6 Integrals

Now that we understand how to calculate derivatives, we begin our work on the second principal computation of calculus: evaluating a definite integral. You will be able to transfer much of what you did in the previous chapter, where you investigated the errors in numerical differentiation, to the investigation of the errors in numerical integration.

Exercise 6.1 Remember that a single-variable definite integral can be interpreted as the signed area between the curve and the \(x\) axis. Consider the shaded area of the region under the function plotted in Figure 6.1 between \(x=0\) and \(x=2\).

What rectangle with area 6 gives an upper bound for the area under the curve? Can you give a better upper bound?
Why must the area under the curve be greater than 3?
Is the area greater than 4? Why/Why not?
Work with your group to give an estimate of the area and provide an estimate for the amount of error that you are making.

In this chapter we will study three different techniques for approximating the value of a definite integral.

6.1 Riemann Sums

In this subsection we will build our first method for approximating definite integrals.

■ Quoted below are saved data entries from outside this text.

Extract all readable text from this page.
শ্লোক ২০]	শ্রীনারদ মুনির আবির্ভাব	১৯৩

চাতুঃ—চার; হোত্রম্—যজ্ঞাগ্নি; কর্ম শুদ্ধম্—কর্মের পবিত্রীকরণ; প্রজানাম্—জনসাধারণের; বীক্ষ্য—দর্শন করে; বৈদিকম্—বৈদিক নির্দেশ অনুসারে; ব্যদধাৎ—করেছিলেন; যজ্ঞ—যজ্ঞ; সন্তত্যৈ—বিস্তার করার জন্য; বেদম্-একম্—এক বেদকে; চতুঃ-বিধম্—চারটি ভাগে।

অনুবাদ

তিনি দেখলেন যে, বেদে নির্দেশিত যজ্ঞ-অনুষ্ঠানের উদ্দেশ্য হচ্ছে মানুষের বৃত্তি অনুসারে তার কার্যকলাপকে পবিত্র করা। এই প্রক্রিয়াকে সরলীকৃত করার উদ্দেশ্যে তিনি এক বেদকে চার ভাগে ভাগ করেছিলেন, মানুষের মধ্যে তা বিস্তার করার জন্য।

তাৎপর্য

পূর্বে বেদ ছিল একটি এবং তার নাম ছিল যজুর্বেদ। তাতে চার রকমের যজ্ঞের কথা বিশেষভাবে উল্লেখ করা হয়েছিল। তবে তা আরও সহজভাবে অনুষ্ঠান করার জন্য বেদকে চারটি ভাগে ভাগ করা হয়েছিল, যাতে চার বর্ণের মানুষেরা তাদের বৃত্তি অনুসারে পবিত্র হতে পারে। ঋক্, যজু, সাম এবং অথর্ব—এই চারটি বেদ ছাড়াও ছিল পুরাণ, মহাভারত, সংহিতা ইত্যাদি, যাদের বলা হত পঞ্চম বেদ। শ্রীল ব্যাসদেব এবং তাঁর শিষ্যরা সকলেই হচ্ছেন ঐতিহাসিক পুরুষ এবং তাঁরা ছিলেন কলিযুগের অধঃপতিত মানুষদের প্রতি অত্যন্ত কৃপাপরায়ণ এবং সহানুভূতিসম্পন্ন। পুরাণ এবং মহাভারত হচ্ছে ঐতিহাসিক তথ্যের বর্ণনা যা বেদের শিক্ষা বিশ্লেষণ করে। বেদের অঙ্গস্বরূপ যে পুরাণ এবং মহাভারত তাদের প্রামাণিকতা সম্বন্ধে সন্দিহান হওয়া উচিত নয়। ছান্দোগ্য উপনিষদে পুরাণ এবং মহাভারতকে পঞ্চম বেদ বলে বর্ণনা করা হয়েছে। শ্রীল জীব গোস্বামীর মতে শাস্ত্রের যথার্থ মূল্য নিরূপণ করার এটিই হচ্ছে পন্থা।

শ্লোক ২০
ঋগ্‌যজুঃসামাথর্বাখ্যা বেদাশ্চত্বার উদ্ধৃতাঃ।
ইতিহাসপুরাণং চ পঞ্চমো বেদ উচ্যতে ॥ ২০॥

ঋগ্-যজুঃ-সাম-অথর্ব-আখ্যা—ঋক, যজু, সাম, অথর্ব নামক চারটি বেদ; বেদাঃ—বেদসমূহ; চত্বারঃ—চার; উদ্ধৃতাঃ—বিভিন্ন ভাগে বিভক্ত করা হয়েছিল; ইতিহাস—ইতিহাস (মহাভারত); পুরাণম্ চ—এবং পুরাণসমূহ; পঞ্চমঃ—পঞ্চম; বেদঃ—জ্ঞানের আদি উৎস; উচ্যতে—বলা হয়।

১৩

Recall from Calculus that the definition of the Riemann integral is \[\begin{equation} \int_a^b f(x) dx = \lim_{\Delta x \to 0} \sum_{j=1}^N f(x_j) \Delta x, \end{equation}\] where \(N\) is the number of sub intervals on the interval \([a,b]\) and \(\Delta x\) is the width of the interval. As with differentiation, we can remove the limit and have a decent approximation of the integral so long as \(N\) is large (or equivalently, as long as \(\Delta x\) is small). \[\begin{equation} \int_a^b f(x) dx \approx \sum_{j=1}^N f(x_j) \Delta x. \end{equation}\] You are likely familiar with this approximation of the integral from Calculus. The value of \(x_j\) can be chosen anywhere within the sub interval and three common choices are to use the left-aligned, the midpoint-aligned, and the right-aligned.

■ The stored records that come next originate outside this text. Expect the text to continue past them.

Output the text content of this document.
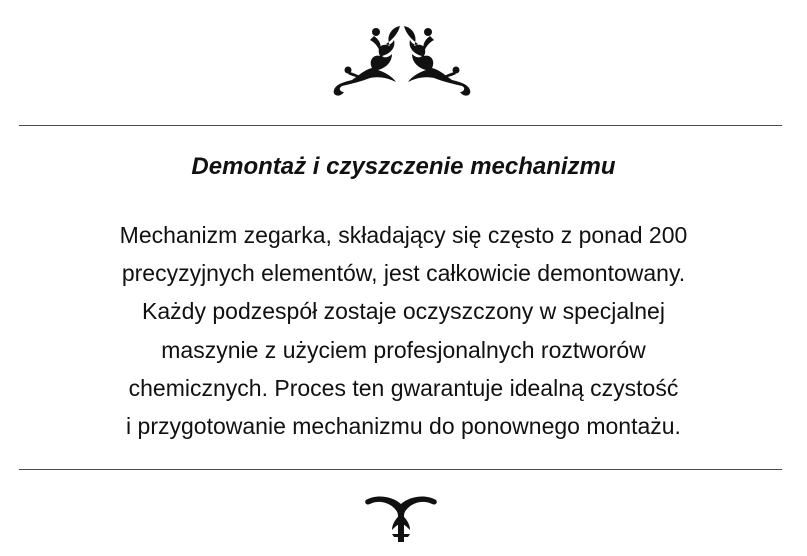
Demontaż i czyszczenie mechanizmu

Mechanizm zegarka, składający się często z ponad 200
precyzyjnych elementów, jest całkowicie demontowany.
Każdy podzespół zostaje oczyszczony w specjalnej
maszynie z użyciem profesjonalnych roztworów
chemicznych. Proces ten gwarantuje idealną czystość
i przygotowanie mechanizmu do ponownego montażu.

We see a depiction of this in Figure 6.2.

Figure 6.2: Left-aligned Riemann sum, midpoint-aligned Riemann sum, and right-aligned Riemann sum

Clearly, the more rectangles we choose the closer the sum of the areas of the rectangles will get to the integral.

Exercise 6.2 🎓 Write a Python function RiemannSum(f, a, b, N, method='left') that approximates an integral with a Riemann sum. Your Python function should accept a Python Function f, a lower bound a, an upper bound b, the number of subintervals N, and an optional input method that allows the user to designate whether they want ‘left’, ‘right’, or ‘midpoint’ rectangles. Test your code on several functions for which you know the integral. You should write your code without any loops.

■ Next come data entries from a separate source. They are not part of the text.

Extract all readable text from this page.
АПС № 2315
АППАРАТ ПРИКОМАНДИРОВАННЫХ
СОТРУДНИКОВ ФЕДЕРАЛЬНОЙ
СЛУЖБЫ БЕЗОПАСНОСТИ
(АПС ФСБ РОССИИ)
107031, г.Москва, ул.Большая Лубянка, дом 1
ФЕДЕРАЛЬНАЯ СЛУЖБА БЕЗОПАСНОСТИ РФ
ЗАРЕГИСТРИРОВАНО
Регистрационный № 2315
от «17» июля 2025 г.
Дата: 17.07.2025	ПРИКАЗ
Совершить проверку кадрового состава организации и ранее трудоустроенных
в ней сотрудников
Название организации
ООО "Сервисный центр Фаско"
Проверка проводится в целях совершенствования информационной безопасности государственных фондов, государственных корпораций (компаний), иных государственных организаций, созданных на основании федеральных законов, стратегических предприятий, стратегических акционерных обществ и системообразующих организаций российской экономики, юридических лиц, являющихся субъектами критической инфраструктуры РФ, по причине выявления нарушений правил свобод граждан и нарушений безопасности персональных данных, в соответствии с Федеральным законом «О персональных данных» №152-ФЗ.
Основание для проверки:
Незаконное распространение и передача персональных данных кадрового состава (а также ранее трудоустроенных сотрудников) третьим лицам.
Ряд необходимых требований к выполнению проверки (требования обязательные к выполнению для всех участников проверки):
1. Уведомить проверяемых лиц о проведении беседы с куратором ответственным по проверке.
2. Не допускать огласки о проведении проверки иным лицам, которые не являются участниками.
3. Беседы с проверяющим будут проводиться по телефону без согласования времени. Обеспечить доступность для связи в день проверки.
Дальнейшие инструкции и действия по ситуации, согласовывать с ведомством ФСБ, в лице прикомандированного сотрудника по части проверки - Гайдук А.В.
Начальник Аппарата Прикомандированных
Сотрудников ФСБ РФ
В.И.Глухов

Exercise 6.3 Consider the function \(f(x) = \sin(x)\). We know the antiderivative for this function, \(F(x) = -\cos(x) + C\). In this question we are going to get a sense of the order of the error when doing Riemann Sum integration.

Find the exact value of \[\begin{equation} I=\int_0^{1} f(x) dx. \end{equation}\]
Now calculate left Riemann Sum approximation (using your RiemannSum() function from Exercise 6.2) with various values of \(\Delta x\). Fill in the table with your results. Note the similarity between this exercise and Exercise 5.8 where you created a similar table for approximating a derivative. If you want to save yourself tedious work, you may want to adapt the code from Exercise 5.9 to this exercise.

\(\Delta x\)	Approx. Integral	Absolute Error
\(2^{-1} = 0.5\)
\(2^{-2} = 0.25\)
\(2^{-3}\)
\(2^{-4}\)
\(2^{-5}\)
\(2^{-6}\)
\(2^{-7}\)
\(2^{-8}\)

There was nothing really special about powers of 2 in part (2) of this exercise. Examine other sequences of \(\Delta x\) with a goal toward answering the question:

If we find an approximation of the integral with a fixed \(\Delta x\) and find an absolute error, then what would happen to the absolute error if we divide \(\Delta x\) by some positive constant \(M\)?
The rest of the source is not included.